Nigeria’s vice president Yemi Osinbajo on Wednesday said Nigeria needs to review her foreign exchange policies, including further consideration for possible devaluation of the Naira.
Nigeria is one of the countries affected by the global oil glut that have reduced revenues of oil nations by 70 percent. Africa’s largest economy situation was further compounded by the refusal of President Muhammadu Buhari to make a realistic adjustment to the nation’s foreign exchange rate in order to accommodate the shortfall created by the oil glut.
Currently, production in the region has dropped to its lowest in 20 years, according to a NNPC report released last month. While inflation reportedly jumped to four year high in March.

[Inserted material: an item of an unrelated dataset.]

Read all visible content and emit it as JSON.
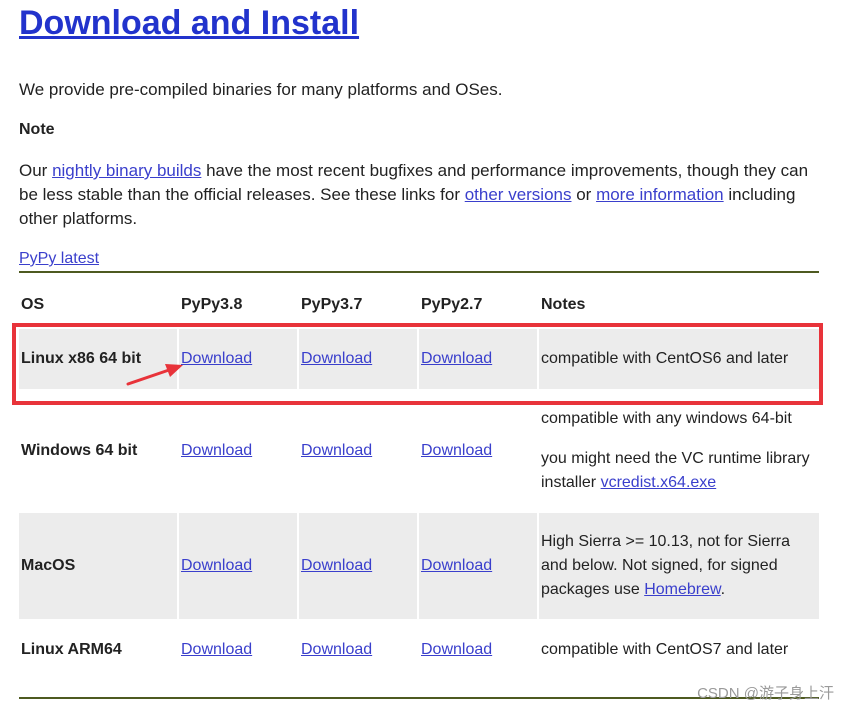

“It’s clear that a strategy of demand management alone won’t take us far,” Osinbajo said at a conference in Lagos, on Wednesday. “We need to address the issue of supply. We think a review is necessary. But I can’t give a time.”
The federal government is discussing how to manage foreign exchange supplies with the central bank, which is in charge of the momentary policy, devaluation may feature in the talks with the bank, he said.
“There has to be a substantial re-evaluation of the foreign exchange policy especially with the view to increasing FX supply and capital importation,” he said, adding that he’s “confident” that measures can be put in place to “attract FX.”
International Monetary Fund and investors have called on the government to devalue the Naira to lessen the scarcity of the dollar and economic gridlock affecting both foreign and local businesses, but the government insists on the current pegged rate of 197-199 per dollar.